Н. постоял, подумал, покурил еще... и распахнул дверь темного штаба:
- Заходите-ка... поговорим. На интересную вам тему.
Бальдур на миг задержался, я обрадовался - одумался, может? - да это уже не имело значения, потому что Н. наконец изменила сдержанность, и он дал ему такого тычка, что Бальдур влетел в штаб, чуть не споткнувшись о порог.
Я намеренно не описываю, что я чувствовал в эти минуты. Это меня совсем не украшает. Достаточно сказать, что у меня руки чесались набить кое-кому морду. И этот кое-кто - не Н. Его-то я нисколько не осуждал и прекрасно понимал. Когда Бальдур был в ударе, он мог совратить даже святого. Но мне от этого было не легче. (на полях: «Молилась ли ты на ночь?...»)

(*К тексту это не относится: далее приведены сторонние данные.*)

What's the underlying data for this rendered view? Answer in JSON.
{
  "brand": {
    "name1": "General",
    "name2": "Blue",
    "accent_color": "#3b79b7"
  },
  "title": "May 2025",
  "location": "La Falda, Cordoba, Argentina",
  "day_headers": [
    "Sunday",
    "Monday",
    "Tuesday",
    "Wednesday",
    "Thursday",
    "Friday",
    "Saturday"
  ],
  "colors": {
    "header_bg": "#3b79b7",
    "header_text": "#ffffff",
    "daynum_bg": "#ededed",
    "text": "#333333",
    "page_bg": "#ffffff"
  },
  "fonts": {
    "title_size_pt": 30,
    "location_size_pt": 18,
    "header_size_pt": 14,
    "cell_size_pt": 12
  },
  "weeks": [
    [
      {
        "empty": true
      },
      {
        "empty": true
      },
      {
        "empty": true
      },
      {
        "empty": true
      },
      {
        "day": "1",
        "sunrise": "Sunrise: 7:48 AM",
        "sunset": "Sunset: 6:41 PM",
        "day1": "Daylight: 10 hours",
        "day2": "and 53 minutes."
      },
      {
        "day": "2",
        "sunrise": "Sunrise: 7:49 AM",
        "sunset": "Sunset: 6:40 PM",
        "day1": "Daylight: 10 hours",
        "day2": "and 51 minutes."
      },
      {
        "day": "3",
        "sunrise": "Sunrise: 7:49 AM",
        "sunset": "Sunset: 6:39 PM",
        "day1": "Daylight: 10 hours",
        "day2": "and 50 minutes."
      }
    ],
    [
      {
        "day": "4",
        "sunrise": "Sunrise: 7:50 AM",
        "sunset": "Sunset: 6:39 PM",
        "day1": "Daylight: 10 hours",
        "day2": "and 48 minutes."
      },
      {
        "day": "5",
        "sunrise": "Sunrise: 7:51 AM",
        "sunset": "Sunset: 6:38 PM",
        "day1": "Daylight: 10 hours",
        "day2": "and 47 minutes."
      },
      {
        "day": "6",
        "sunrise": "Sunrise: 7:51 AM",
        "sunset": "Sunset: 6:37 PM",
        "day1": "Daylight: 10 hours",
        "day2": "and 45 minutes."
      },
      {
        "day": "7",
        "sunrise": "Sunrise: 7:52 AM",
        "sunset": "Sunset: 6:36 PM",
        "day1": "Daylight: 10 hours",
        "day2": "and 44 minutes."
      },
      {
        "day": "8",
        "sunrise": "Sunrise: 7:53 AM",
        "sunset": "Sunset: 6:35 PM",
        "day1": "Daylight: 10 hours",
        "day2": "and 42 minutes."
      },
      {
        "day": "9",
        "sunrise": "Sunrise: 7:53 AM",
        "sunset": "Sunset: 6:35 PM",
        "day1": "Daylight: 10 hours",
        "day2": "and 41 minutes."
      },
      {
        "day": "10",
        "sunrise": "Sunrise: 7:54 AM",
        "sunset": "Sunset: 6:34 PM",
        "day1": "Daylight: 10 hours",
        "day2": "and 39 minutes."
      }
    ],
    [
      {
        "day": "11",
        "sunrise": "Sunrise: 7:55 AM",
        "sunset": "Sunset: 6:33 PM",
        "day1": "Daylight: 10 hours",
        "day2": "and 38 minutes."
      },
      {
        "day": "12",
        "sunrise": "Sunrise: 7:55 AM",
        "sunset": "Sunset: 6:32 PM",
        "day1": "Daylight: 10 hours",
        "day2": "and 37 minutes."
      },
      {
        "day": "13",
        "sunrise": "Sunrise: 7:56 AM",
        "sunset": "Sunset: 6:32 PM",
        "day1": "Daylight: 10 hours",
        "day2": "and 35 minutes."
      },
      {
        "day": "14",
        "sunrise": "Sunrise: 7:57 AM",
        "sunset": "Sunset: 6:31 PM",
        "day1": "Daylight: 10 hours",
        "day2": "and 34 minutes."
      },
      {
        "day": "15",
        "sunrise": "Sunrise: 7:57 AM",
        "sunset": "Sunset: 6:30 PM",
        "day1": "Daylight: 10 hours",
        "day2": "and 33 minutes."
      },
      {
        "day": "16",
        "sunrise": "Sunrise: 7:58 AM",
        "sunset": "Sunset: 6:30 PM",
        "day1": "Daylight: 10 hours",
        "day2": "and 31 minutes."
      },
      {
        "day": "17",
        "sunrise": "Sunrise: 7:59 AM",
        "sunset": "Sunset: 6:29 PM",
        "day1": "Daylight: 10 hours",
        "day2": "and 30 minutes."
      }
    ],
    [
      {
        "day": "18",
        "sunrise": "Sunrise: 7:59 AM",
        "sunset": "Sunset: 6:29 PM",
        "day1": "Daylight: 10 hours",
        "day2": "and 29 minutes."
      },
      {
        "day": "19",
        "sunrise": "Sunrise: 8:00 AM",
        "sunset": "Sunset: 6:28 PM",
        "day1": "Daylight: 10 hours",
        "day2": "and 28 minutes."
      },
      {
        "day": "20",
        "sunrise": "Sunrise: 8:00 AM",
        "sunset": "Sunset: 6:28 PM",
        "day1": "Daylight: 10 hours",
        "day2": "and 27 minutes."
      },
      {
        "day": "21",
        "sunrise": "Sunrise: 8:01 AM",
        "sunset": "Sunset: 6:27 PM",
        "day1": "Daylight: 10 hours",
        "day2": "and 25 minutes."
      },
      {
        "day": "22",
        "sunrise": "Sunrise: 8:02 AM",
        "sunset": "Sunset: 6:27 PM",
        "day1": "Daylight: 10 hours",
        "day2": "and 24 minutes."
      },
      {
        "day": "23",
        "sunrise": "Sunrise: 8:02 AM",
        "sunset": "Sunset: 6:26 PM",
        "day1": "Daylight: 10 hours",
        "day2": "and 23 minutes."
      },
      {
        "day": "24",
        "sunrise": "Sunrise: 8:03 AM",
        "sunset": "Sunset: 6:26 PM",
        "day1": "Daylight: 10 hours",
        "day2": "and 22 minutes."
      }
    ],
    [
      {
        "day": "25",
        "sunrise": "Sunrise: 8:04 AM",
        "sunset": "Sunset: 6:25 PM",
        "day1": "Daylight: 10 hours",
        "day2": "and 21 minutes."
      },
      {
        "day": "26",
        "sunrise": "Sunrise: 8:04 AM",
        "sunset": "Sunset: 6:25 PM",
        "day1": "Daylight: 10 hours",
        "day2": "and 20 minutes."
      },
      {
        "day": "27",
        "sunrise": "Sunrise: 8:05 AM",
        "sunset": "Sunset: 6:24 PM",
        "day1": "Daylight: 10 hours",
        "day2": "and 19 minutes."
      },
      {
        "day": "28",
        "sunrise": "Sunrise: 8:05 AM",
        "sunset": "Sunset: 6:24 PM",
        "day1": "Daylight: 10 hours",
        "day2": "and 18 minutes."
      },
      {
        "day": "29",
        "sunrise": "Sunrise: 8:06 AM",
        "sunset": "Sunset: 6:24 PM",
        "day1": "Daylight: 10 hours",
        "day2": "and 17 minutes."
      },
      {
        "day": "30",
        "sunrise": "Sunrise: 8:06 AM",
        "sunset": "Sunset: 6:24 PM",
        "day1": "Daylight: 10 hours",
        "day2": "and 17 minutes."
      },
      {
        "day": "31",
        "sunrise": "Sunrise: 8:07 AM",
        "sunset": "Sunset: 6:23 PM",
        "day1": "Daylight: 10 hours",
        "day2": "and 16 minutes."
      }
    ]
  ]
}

Начать с того, что «то, что ему нравится» Бальдур мог именно этим вечером сделать со мной, а не с этим швабским «красавчиком», потому что все парни и офицеры были увлечены пьянкой, и найти тихий темный уголок не составило бы труда... И ведь сейчас он не был пьян, как тогда, с Рёмом и Хайнесом...
Естественно, подсмотреть, что творилось в штабе, я не мог. (на полях: «И слава Богу, это очень глупо выглядело»)
Но слышать я кое-что слышал, потому что, забыв о всякой осторожности, вкрался на крыльцо, к закрытой двери. (на полях: «Сукин сын»)
Н. долго целовал его. А потом…
Щелчки расстегиваемых пряжек, шелест, возня...
- Черт, Ширах... неужели вам не больно, когда я это делаю?
- Почему мне... должно быть... больно? И потом... вы ведь не грубо это делаете...
- Удивительно...
- Привычка...
- Вторая натура...
- А вы не можете... звать меня... все же... по имени?..
- Нет... не могу...
Дальше звуки, издаваемые Бальдуром и Н., перестали быть осмысленными...
Я вернулся в столовую, мне хотелось выпить, и я подсел к Эрику Хайнке и Альберту Хольту.
- А где Бальдур? - спросил Эрик.
- Не знаю, где. Может, перепил и толчок в уборной пугает...
- Да он и выпил всего ничего.
- Индивидуальная непереносимость, - с умным видом пояснил я, - они у нас голубых кровей, простой шнапс раздражает их нежную желудочную стенку.
Эрик и Альберт загоготали. Да уж. Интересно, смеялись бы они, если б я сказал им, чем занят Бальдур на самом деле? Не простой шнапс, а простой швабский хуй. И не желудочную стенку, а стенки анального прохода. Что, разумеется, несравненно приятнее.
А Бальдур вскоре вошел - и для любого, кроме меня, сошел бы за хорошо выпившего, но я-то его знал - и видел, что Н. хорошо поработал над ним. После особенно удачного траха Бальдур даже шел, еле видно пошатываясь - как бывает после того, как переплаваешь и вылезешь из воды. Морда у него была румяная, глаза поблескивали.